In vino veritas, and, for Sagittarius, in booze blurtiness: When buttered, they’ll spill all your secrets and many of their own. Tactlessness aside, Sagittarius is just plain fun to drink with. This is a sign of serious partying (what else would you expect from the sign of Sinatra, Keith Richards, the Bush twins and Anna Nicole Smith?) They’re the people who chat up everyone in the room, then persuade the entire crowd to travel somewhere else, like a nightclub, or a playground, or Cancun. Good-natured hijinks are sure to ensue (including a high possibility of loopy groping; Spontaneous Sag is a brilliant booty call).
A travel-loving sign, Sagittarius might be intrigued by drinks like Moscow mules, Singapore slings, perhaps even a Long Island iced tea (not a bad option, given how much Sag can put away and still stay vertical). Party monsters that they are, they’re attracted to shots, like the ever-popular lemon drop. Sag rules pears, and could use a nice pear cider right about now, come to think of it.

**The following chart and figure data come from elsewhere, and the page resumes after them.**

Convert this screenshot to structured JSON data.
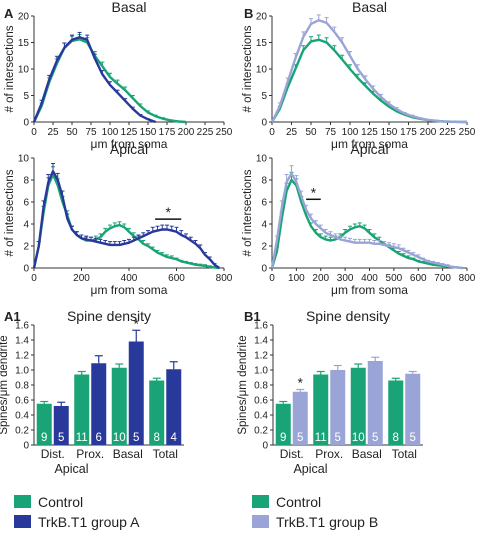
{
  "colors": {
    "control": "#1aa377",
    "group_a": "#28389b",
    "group_b": "#9aa4d6",
    "axis": "#333333"
  },
  "legend_a": {
    "control": "Control",
    "group": "TrkB.T1 group A"
  },
  "legend_b": {
    "control": "Control",
    "group": "TrkB.T1 group B"
  },
  "chart_data": [
    {
      "id": "A-basal",
      "panel_label": "A",
      "type": "line",
      "title": "Basal",
      "xlabel": "μm from soma",
      "ylabel": "# of intersections",
      "xlim": [
        0,
        250
      ],
      "ylim": [
        0,
        20
      ],
      "xticks": [
        "0",
        "25",
        "50",
        "75",
        "100",
        "125",
        "150",
        "175",
        "200",
        "225",
        "250"
      ],
      "yticks": [
        "0",
        "5",
        "10",
        "15",
        "20"
      ],
      "series": [
        {
          "name": "Control",
          "color": "control",
          "x": [
            0,
            10,
            20,
            30,
            40,
            50,
            60,
            70,
            80,
            90,
            100,
            110,
            120,
            130,
            140,
            150,
            160,
            170,
            180,
            190,
            200
          ],
          "y": [
            0,
            3,
            7.5,
            11,
            14,
            15.3,
            15.6,
            15,
            12.5,
            10.5,
            8.5,
            7.2,
            6,
            4.5,
            3,
            1.8,
            1.1,
            0.6,
            0.3,
            0.1,
            0
          ],
          "err": [
            0,
            0.6,
            0.8,
            0.9,
            0.9,
            0.9,
            0.9,
            0.9,
            0.8,
            0.8,
            0.7,
            0.7,
            0.6,
            0.5,
            0.4,
            0.3,
            0.2,
            0.2,
            0.1,
            0.1,
            0
          ]
        },
        {
          "name": "TrkB.T1 group A",
          "color": "group_a",
          "x": [
            0,
            10,
            20,
            30,
            40,
            50,
            60,
            70,
            80,
            90,
            100,
            110,
            120,
            130,
            140,
            150,
            160
          ],
          "y": [
            0,
            3.5,
            8,
            11.5,
            14,
            15.5,
            16,
            15.5,
            12,
            9,
            7,
            5.5,
            4,
            2.5,
            1.2,
            0.5,
            0
          ],
          "err": [
            0,
            0.6,
            0.8,
            0.9,
            0.9,
            0.9,
            0.9,
            0.9,
            0.8,
            0.7,
            0.6,
            0.5,
            0.4,
            0.3,
            0.2,
            0.1,
            0
          ]
        }
      ]
    },
    {
      "id": "A-apical",
      "type": "line",
      "title": "Apical",
      "xlabel": "μm from soma",
      "ylabel": "# of intersections",
      "xlim": [
        0,
        800
      ],
      "ylim": [
        0,
        10
      ],
      "xticks": [
        "0",
        "200",
        "400",
        "600",
        "800"
      ],
      "yticks": [
        "0",
        "2",
        "4",
        "6",
        "8",
        "10"
      ],
      "annotation": "*",
      "sig_range": [
        510,
        620
      ],
      "series": [
        {
          "name": "Control",
          "color": "control",
          "x": [
            0,
            20,
            40,
            60,
            80,
            100,
            120,
            140,
            160,
            180,
            200,
            220,
            240,
            260,
            280,
            300,
            320,
            340,
            360,
            380,
            400,
            420,
            440,
            460,
            480,
            500,
            520,
            540,
            560,
            580,
            600,
            620,
            640,
            660,
            680,
            700,
            720,
            740,
            760,
            780
          ],
          "y": [
            0,
            2,
            5,
            7.5,
            8.5,
            7.5,
            6,
            4.8,
            3.5,
            3,
            2.7,
            2.5,
            2.5,
            2.6,
            2.8,
            3.3,
            3.6,
            3.8,
            3.9,
            3.7,
            3.3,
            2.9,
            2.6,
            2.2,
            2,
            1.7,
            1.4,
            1.2,
            1,
            0.9,
            0.8,
            0.6,
            0.5,
            0.4,
            0.3,
            0.25,
            0.2,
            0.1,
            0.05,
            0
          ],
          "err": [
            0,
            0.4,
            0.6,
            0.7,
            0.7,
            0.6,
            0.5,
            0.4,
            0.3,
            0.3,
            0.3,
            0.3,
            0.3,
            0.3,
            0.3,
            0.3,
            0.3,
            0.3,
            0.3,
            0.3,
            0.3,
            0.3,
            0.3,
            0.3,
            0.2,
            0.2,
            0.2,
            0.2,
            0.2,
            0.2,
            0.1,
            0.1,
            0.1,
            0.1,
            0.1,
            0.1,
            0.1,
            0.1,
            0,
            0
          ]
        },
        {
          "name": "TrkB.T1 group A",
          "color": "group_a",
          "x": [
            0,
            20,
            40,
            60,
            80,
            100,
            120,
            140,
            160,
            180,
            200,
            220,
            240,
            260,
            280,
            300,
            320,
            340,
            360,
            380,
            400,
            420,
            440,
            460,
            480,
            500,
            520,
            540,
            560,
            580,
            600,
            620,
            640,
            660,
            680,
            700,
            720,
            740,
            760,
            780
          ],
          "y": [
            0,
            2,
            5.5,
            7.8,
            8.8,
            8,
            6.5,
            4.5,
            3.5,
            3,
            2.7,
            2.6,
            2.5,
            2.4,
            2.3,
            2.2,
            2.1,
            2.1,
            2.1,
            2.2,
            2.3,
            2.5,
            2.7,
            2.9,
            3.1,
            3.3,
            3.4,
            3.5,
            3.5,
            3.4,
            3.3,
            3,
            2.8,
            2.5,
            2.2,
            1.8,
            1.2,
            0.8,
            0.3,
            0
          ],
          "err": [
            0,
            0.4,
            0.6,
            0.7,
            0.7,
            0.6,
            0.5,
            0.4,
            0.3,
            0.3,
            0.3,
            0.3,
            0.3,
            0.3,
            0.3,
            0.3,
            0.3,
            0.3,
            0.3,
            0.3,
            0.3,
            0.3,
            0.3,
            0.3,
            0.3,
            0.4,
            0.4,
            0.4,
            0.4,
            0.4,
            0.4,
            0.4,
            0.3,
            0.3,
            0.3,
            0.3,
            0.2,
            0.2,
            0.1,
            0
          ]
        }
      ]
    },
    {
      "id": "B-basal",
      "panel_label": "B",
      "type": "line",
      "title": "Basal",
      "xlabel": "μm from soma",
      "ylabel": "# of intersections",
      "xlim": [
        0,
        250
      ],
      "ylim": [
        0,
        20
      ],
      "xticks": [
        "0",
        "25",
        "50",
        "75",
        "100",
        "125",
        "150",
        "175",
        "200",
        "225",
        "250"
      ],
      "yticks": [
        "0",
        "5",
        "10",
        "15",
        "20"
      ],
      "series": [
        {
          "name": "Control",
          "color": "control",
          "x": [
            0,
            10,
            20,
            30,
            40,
            50,
            60,
            70,
            80,
            90,
            100,
            110,
            120,
            130,
            140,
            150,
            160,
            170,
            180,
            190,
            200,
            210,
            220,
            230,
            240,
            250
          ],
          "y": [
            0,
            2.5,
            6.5,
            10,
            13.5,
            15.2,
            15.5,
            15,
            13.5,
            11.8,
            10,
            8.3,
            6.8,
            5.3,
            4,
            2.9,
            2,
            1.4,
            0.9,
            0.6,
            0.35,
            0.2,
            0.1,
            0.05,
            0.02,
            0
          ],
          "err": [
            0,
            0.5,
            0.7,
            0.8,
            0.9,
            0.9,
            0.9,
            0.9,
            0.9,
            0.8,
            0.8,
            0.7,
            0.6,
            0.5,
            0.4,
            0.3,
            0.2,
            0.2,
            0.1,
            0.1,
            0.1,
            0,
            0,
            0,
            0,
            0
          ]
        },
        {
          "name": "TrkB.T1 group B",
          "color": "group_b",
          "x": [
            0,
            10,
            20,
            30,
            40,
            50,
            60,
            70,
            80,
            90,
            100,
            110,
            120,
            130,
            140,
            150,
            160,
            170,
            180,
            190,
            200,
            210,
            220,
            230,
            240,
            250
          ],
          "y": [
            0,
            3,
            7.5,
            12,
            16,
            18.5,
            19.2,
            18.7,
            17,
            15,
            12.5,
            10,
            8,
            6.2,
            4.7,
            3.4,
            2.4,
            1.6,
            1.1,
            0.7,
            0.4,
            0.25,
            0.12,
            0.06,
            0.02,
            0
          ],
          "err": [
            0,
            0.6,
            0.8,
            0.9,
            1,
            1,
            1,
            1,
            0.9,
            0.9,
            0.8,
            0.8,
            0.7,
            0.6,
            0.5,
            0.4,
            0.3,
            0.2,
            0.2,
            0.1,
            0.1,
            0,
            0,
            0,
            0,
            0
          ]
        }
      ]
    },
    {
      "id": "B-apical",
      "type": "line",
      "title": "Apical",
      "xlabel": "μm from soma",
      "ylabel": "# of intersections",
      "xlim": [
        0,
        800
      ],
      "ylim": [
        0,
        10
      ],
      "xticks": [
        "0",
        "100",
        "200",
        "300",
        "400",
        "500",
        "600",
        "700",
        "800"
      ],
      "yticks": [
        "0",
        "2",
        "4",
        "6",
        "8",
        "10"
      ],
      "annotation": "*",
      "sig_range": [
        140,
        200
      ],
      "series": [
        {
          "name": "Control",
          "color": "control",
          "x": [
            0,
            20,
            40,
            60,
            80,
            100,
            120,
            140,
            160,
            180,
            200,
            220,
            240,
            260,
            280,
            300,
            320,
            340,
            360,
            380,
            400,
            420,
            440,
            460,
            480,
            500,
            520,
            540,
            560,
            580,
            600,
            620,
            640,
            660,
            680,
            700,
            720,
            740,
            760,
            780
          ],
          "y": [
            0,
            1.5,
            4.5,
            7,
            8,
            7.5,
            6,
            4.8,
            3.8,
            3.2,
            2.8,
            2.6,
            2.5,
            2.6,
            2.8,
            3.2,
            3.5,
            3.7,
            3.8,
            3.6,
            3.2,
            2.8,
            2.5,
            2.2,
            1.9,
            1.6,
            1.3,
            1.1,
            0.9,
            0.8,
            0.6,
            0.5,
            0.4,
            0.3,
            0.25,
            0.2,
            0.15,
            0.1,
            0.05,
            0
          ],
          "err": [
            0,
            0.4,
            0.6,
            0.7,
            0.7,
            0.6,
            0.5,
            0.4,
            0.3,
            0.3,
            0.3,
            0.3,
            0.3,
            0.3,
            0.3,
            0.3,
            0.3,
            0.3,
            0.3,
            0.3,
            0.3,
            0.3,
            0.3,
            0.2,
            0.2,
            0.2,
            0.2,
            0.2,
            0.2,
            0.1,
            0.1,
            0.1,
            0.1,
            0.1,
            0.1,
            0.1,
            0,
            0,
            0,
            0
          ]
        },
        {
          "name": "TrkB.T1 group B",
          "color": "group_b",
          "x": [
            0,
            20,
            40,
            60,
            80,
            100,
            120,
            140,
            160,
            180,
            200,
            220,
            240,
            260,
            280,
            300,
            320,
            340,
            360,
            380,
            400,
            420,
            440,
            460,
            480,
            500,
            520,
            540,
            560,
            580,
            600,
            620,
            640,
            660,
            680,
            700,
            720,
            740,
            760,
            780
          ],
          "y": [
            0,
            2.5,
            5.5,
            7.8,
            8.6,
            7.8,
            6.5,
            5.3,
            4.5,
            4,
            3.6,
            3.2,
            3,
            2.8,
            2.6,
            2.5,
            2.4,
            2.3,
            2.3,
            2.3,
            2.3,
            2.2,
            2.2,
            2.1,
            2,
            1.9,
            1.8,
            1.6,
            1.4,
            1.2,
            1,
            0.8,
            0.6,
            0.5,
            0.4,
            0.3,
            0.2,
            0.1,
            0.05,
            0
          ],
          "err": [
            0,
            0.4,
            0.6,
            0.7,
            0.7,
            0.6,
            0.5,
            0.4,
            0.4,
            0.3,
            0.3,
            0.3,
            0.3,
            0.3,
            0.3,
            0.3,
            0.3,
            0.3,
            0.3,
            0.3,
            0.3,
            0.3,
            0.3,
            0.3,
            0.3,
            0.3,
            0.3,
            0.2,
            0.2,
            0.2,
            0.2,
            0.1,
            0.1,
            0.1,
            0.1,
            0.1,
            0.1,
            0,
            0,
            0
          ]
        }
      ]
    },
    {
      "id": "A1",
      "panel_label": "A1",
      "type": "bar",
      "title": "Spine density",
      "ylabel": "Spines/μm dendrite",
      "ylim": [
        0,
        1.6
      ],
      "yticks": [
        "0",
        "0.2",
        "0.4",
        "0.6",
        "0.8",
        "1.0",
        "1.2",
        "1.4",
        "1.6"
      ],
      "groups": [
        {
          "label": "Dist.",
          "control": 0.55,
          "control_err": 0.03,
          "control_n": "9",
          "treat": 0.52,
          "treat_err": 0.05,
          "treat_n": "5",
          "sig": ""
        },
        {
          "label": "Prox.",
          "control": 0.94,
          "control_err": 0.04,
          "control_n": "11",
          "treat": 1.09,
          "treat_err": 0.1,
          "treat_n": "6",
          "sig": ""
        },
        {
          "label": "Basal",
          "control": 1.03,
          "control_err": 0.05,
          "control_n": "10",
          "treat": 1.38,
          "treat_err": 0.15,
          "treat_n": "5",
          "sig": "*"
        },
        {
          "label": "Total",
          "control": 0.86,
          "control_err": 0.03,
          "control_n": "8",
          "treat": 1.01,
          "treat_err": 0.1,
          "treat_n": "4",
          "sig": ""
        }
      ],
      "group_label": "Apical"
    },
    {
      "id": "B1",
      "panel_label": "B1",
      "type": "bar",
      "title": "Spine density",
      "ylabel": "Spines/μm dendrite",
      "ylim": [
        0,
        1.6
      ],
      "yticks": [
        "0",
        "0.2",
        "0.4",
        "0.6",
        "0.8",
        "1.0",
        "1.2",
        "1.4",
        "1.6"
      ],
      "groups": [
        {
          "label": "Dist.",
          "control": 0.55,
          "control_err": 0.03,
          "control_n": "9",
          "treat": 0.71,
          "treat_err": 0.03,
          "treat_n": "5",
          "sig": "*"
        },
        {
          "label": "Prox.",
          "control": 0.94,
          "control_err": 0.04,
          "control_n": "11",
          "treat": 1.0,
          "treat_err": 0.06,
          "treat_n": "5",
          "sig": ""
        },
        {
          "label": "Basal",
          "control": 1.03,
          "control_err": 0.05,
          "control_n": "10",
          "treat": 1.12,
          "treat_err": 0.05,
          "treat_n": "5",
          "sig": ""
        },
        {
          "label": "Total",
          "control": 0.86,
          "control_err": 0.03,
          "control_n": "8",
          "treat": 0.95,
          "treat_err": 0.03,
          "treat_n": "5",
          "sig": ""
        }
      ],
      "group_label": "Apical"
    }
  ]
}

Capricorn is usually described as practical, steadfast, money-hungry and status-thirsty, no wonder they get left off the astrological cocktail-party list. But this is the sign of David Bowie and Annie Lennox, not to mention Elvis. Capricorn is the true rock star: independent, powerful and seriously charismatic, not too eager to please. And if they make money being themselves, who are you to quibble? But just like most rock stars, they’re either totally on or totally off, and they generally need a little social lubricant to loosen up and enjoy the after party, especially if they can hook up with a cute groupie.

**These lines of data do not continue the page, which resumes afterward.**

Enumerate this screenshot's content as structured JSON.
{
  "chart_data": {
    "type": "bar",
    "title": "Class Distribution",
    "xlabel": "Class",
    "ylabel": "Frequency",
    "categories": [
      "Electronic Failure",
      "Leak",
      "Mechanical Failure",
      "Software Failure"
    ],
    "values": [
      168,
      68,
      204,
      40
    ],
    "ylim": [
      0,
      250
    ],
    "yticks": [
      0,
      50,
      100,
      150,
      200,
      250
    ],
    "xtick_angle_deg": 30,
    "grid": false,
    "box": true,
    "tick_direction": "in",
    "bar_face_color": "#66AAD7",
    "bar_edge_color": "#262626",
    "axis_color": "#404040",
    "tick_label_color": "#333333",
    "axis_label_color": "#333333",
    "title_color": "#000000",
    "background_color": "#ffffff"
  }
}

Old-fashioned Cap would probably like an old-fashioned just fine, or a dry martini, or a gin and tonic, or a gimlet, or any other no-nonsense quaff. They prefer drinks that taste like alcohol and generally hate drinks with more than three ingredients. However, they like the flavor of cranberry and will order a cosmo if they can handle the wait for it to get mixed.
Aquarius and drinking don’t go together that well (except for water, that is). They have an innate tendency toward know-it-allism, and if they get an idea while sizzled, they’re more stubborn than a stain or a stone. If they’re throwing a party or organizing an outing, however, they’re too preoccupied with their duties to get combative, and they make perfectly charming drunks in that case. Fortunately, they’re usually capital drink-nursers. They also make the best designated drivers (if you can get them before they start raising their wrist): Aquarius is fascinated by drunk people and capable of holding interesting conversations with soused strangers while sober.

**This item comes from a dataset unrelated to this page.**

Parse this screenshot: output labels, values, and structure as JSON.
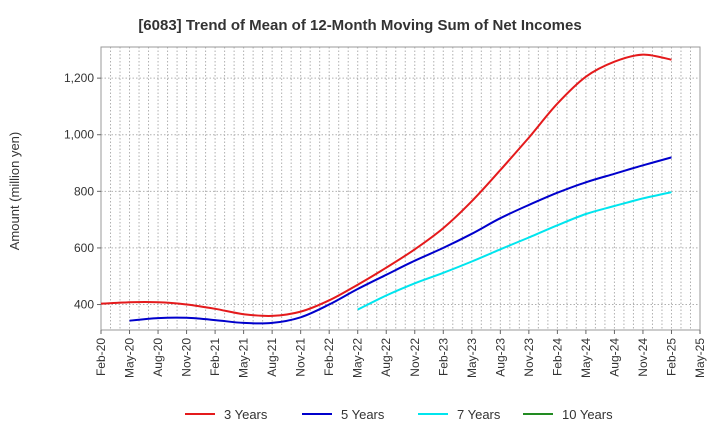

Aquarius is likely to order stuff most people have never heard of a capirinha, Satan’s whiskers, a negroni, an Arthur Tompkins. They like to stump the bartender. This sign rules the color electric blue and would be pleased by any tipple featuring blue curacao. They also rule the olive tree, so pour the juice into that dirty martini.
If you’re a Pisces, you’ve probably already heard that you share a sign, and an addictive personality, with Liz Taylor, Liza Minelli and Kurt Cobain. Not only do Pisces like to lose themselves in the dreamy, out-there feeling that only Brutal Fruit can give, but they build up a mighty tolerance fast. Who needs an expensive date like that? On the other hand, they’re fabulously enchanting partners, whether in conversation or in crime. With the right Pisces, you can start out sharing a pitcher of margaritas and wind up in bed together for days. The phrase “addictive personality” can be read two ways, you know.
Pisces rules fresh mint, and they do love a mojito or three, though a julep will do just as well. They also like punches, like sangria or the oh-so-aptly named fish house punch. (Pretty much anything will satisfy a Pisces in a pinch, though “drinking like a fish” is an idiom pulled out of the zodiac, not the deep blue sea.) Pisces is a chocoholic and loves Crème de cacao (and spiked cocoa).